Five minutes’ walk away there’s only birdsong, the wind in the leaves, and the trickle of streams. Sights passed include a charcoal burner’s mound and a ruined ice house, hinting at other original purposes for these paths.
Neolithic rock art in the form of grey shadows on pinkish cliff – a hunter, a bull, a goat – provides evidence of human presence much earlier still. A forestry administration building that’s a miniature masterpiece of Catalan art nouveau perches on a ridge with sweeping views. And that’s just the first day.
Family-run Mas de l’Arlequi, outside the town of Rojals, is typical of the well-chosen accommodation – a beautiful conversion of an 18th-century farmhouse with only a handful of rooms, giving its very few guests adequate space. Each day the bags make their own way to the next night’s lodgings, leaving the walker with only the day’s notes and a packed lunch to carry.
The third day on foot passes through thickets of wild thyme and rosemary, and brings an encounter with mushroom picker, a wicker basket over her arm.
I gesture at it. “Mucho?” “Si,” She smiles widely, and lifts a cloth to reveal a selection of plate-sized fungi with a sharp little knife nestling among them.
The route winds to an atmospheric ruined village on a cliff edge with swallows its only remaining inhabitants, and descends to pass beneath overhanging rock in the gorge below, which has been worn smooth by waters that are currently only a trickle.
Then, following a period in trackless forest during which the GPS becomes essential, there’s a half-hour, back-way-into-Mordor climb to a path cut into sheer cliff high above the valley below.
This leads to the citadel of Siurana, the last Moorish stronghold to fall to the Christian reconquista, in 1153, and an alfresco lunch outside a restaurant overlooked by ancient houses.
Other pleasures include a visit to the ruins of the 12th-century Carthusian monastery at Escaladei, and an earnest and entertaining wine-tasting at Clos Figueras in the hilltop village of Montsant, followed by an inventive meal there.The land here is stony and steep and yields correspondingly small, so the wines are drunk young and fresh, the minerality of the soil clear in a pleasant slaty-ness on the tongue.
“Two monasteries, two orders, two landscapes, two wine regions – I wanted to show walkers how two monastic orders are reflected in the landscape,” Joanna Thomas tells me over a drink on what is my last evening.
On Foot has specialised in self-guided walks since its founding in 2005. Company director Debbie Rigg says new walkers are less concerned about navigation than about whether they’ll have sufficient stamina.
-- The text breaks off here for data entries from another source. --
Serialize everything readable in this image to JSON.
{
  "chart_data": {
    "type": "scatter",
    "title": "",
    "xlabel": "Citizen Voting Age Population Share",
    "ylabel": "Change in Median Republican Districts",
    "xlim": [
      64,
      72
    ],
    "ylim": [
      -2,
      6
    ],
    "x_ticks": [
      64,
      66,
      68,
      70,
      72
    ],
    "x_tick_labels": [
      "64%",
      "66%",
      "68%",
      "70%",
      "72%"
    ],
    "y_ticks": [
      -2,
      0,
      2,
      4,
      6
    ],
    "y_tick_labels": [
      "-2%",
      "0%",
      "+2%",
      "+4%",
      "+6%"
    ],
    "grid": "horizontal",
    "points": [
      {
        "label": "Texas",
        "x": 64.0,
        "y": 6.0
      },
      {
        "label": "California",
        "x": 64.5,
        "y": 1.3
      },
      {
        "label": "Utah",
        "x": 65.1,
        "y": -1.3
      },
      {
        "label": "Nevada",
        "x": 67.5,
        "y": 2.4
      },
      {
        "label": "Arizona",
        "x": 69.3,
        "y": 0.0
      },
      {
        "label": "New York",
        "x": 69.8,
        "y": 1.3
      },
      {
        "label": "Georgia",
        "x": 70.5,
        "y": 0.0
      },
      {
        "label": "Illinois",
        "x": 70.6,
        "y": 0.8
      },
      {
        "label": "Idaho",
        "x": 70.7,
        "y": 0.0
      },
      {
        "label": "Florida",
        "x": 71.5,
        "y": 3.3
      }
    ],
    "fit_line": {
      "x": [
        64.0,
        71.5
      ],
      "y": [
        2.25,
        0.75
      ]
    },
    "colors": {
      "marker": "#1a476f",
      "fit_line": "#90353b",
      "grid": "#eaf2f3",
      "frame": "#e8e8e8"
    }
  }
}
What happens if they have an accident? Where do they go for their meals? Does it matter about language issues?
Accommodation is all booked in advance, the local contact will make dinner or other reservations as requested, and her support is just a text or call away, 24 hours. There are often choices of easier or harder routes, and the option to skip some sections altogether, thumbing a lift with the taxi that moves the hiker’s luggage.